Katja Domschky, Unternehmen für Architektur-PR und Coaching

Die in die Architektenkammer Nordrhein-Westfalen eingetragene Architektin Katja Domschky studierte an der RWTH Aachen Architektur und schloss mit ihrem Diplom im Jahr 1996 erfolgreich ab. Wie bereits als Studentin arbeitete sie im Anschluss zunächst in klassischen Architekturbüros. Neben planerischen Aufgaben übernahm Domschky zusätzlich auch Bereiche der Öffentlichkeitsarbeit ihres Arbeitgebers. 2002 entschied sie sich schließlich für eine Spezialisierung auf Architekturkommunikation. Dazu nahm sie das damals neue Masterstudium für Architektur Media Management an der HS Bochum auf.

Aus der Not machte Katja Domschky eine Tugend und gründete ihr eigenes Unternehmen für Architektur-PR und Coaching

Nach ihrer Masterverleihung war es ihr nicht möglich, einen Arbeitgeber mit einer zur neuen Ausrichtung passenden Stelle zu finden. Aus der Not machte Katja Domschky eine Tugend und gründete am 1.1.2005 ihr eigenes Unternehmen für Architektur-PR und Coaching. Dabei konnte sie vom Gründerzuschuss der Agentur für Arbeit profitieren. Um diesen zu bekommen, aber auch um die Gründung professionell vorzubereiten, verfasste sie einen 20-seitigen Businessplan. Darin enthalten waren u.a. ein Finanzierungsplan mit Zwischenzielen und ihre ausgearbeitete Unternehmensstrategie. Diese wird bis heute immer wieder der Entwicklung des Unternehmens angepasst.

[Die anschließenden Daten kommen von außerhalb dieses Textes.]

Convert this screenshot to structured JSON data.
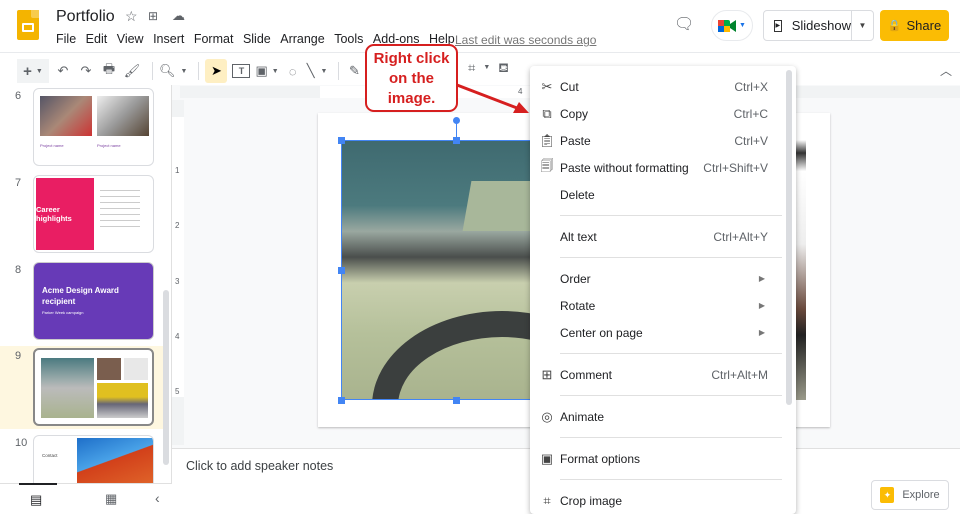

Neben der Erstellung des Businessplans hat die Gründerin an dem Gründerwettbewerb NUK –Neues Unternehmertum Rheinland e.V. teilgenommen. Um eine qualifizierte Rückmeldung und Bestätigung ihrer Unternehmensidee zu bekommen, reichte Domschky die erste Phase des Wettbewerbs aus. acube» architektur startete ohne Aufträge und Netzwerk. Daher war eine umfangreiche Akquise notwendig. Domschky knüpfte vor allem auf zahlreichen Architektur-Veranstaltungen wichtige Kontakte. Ihre Verbandsarbeit war ebenso ein entscheidender Schritt für die weitere Entwicklung ihres jungen Unternehmens. Noch heute ist Katja Domschky ehrenamtlich in der Architektenkammer aktiv (Vorstandsmitglied AKNW, Vorsitzende Ausschuss Berufsrecht/Berufsausführung). Auf die Frage nach den Voraussetzungen, die Gründer mitbringen sollten, antwortet Katja Domschky:

„Zunächst muss die Idee gut sein. Neben Freude, an dem was man tut, sind Selbstmotivation und ein starkes Durchhaltevermögen unerlässlich. Außerdem sollte man mutig sein, über den „Tellerrand“ zu schauen und stets nach vorn blicken.“

Sich zwar den Rat von Fachleuten einholen, sich davon jedoch nicht entmutigen zu lassen, ist ein weiterer Tipp, den die Kommunikationsberaterin Gründern geben kann. Bevor man den Schritt in die Selbständigkeit wagt, sollte man unbedingt zunächst Erfahrungen in der Arbeitswelt gesammelt haben, da eine große Diskrepanz zwischen Studium und dem realen Arbeitsalltag liegt. Erst dabei wird man seine Neigungen und Fähigkeiten feststellen können, um sich entsprechend zu spezialisieren. Dennoch sieht Domschky gewisse Vorteile bei einer Gründung direkt nach dem Studienabschluss. So ist davon auszugehen, dass solche Existenzgründer noch recht unverbraucht und unvorbelastet sind und sie frei denkend ihr Unternehmen starten können.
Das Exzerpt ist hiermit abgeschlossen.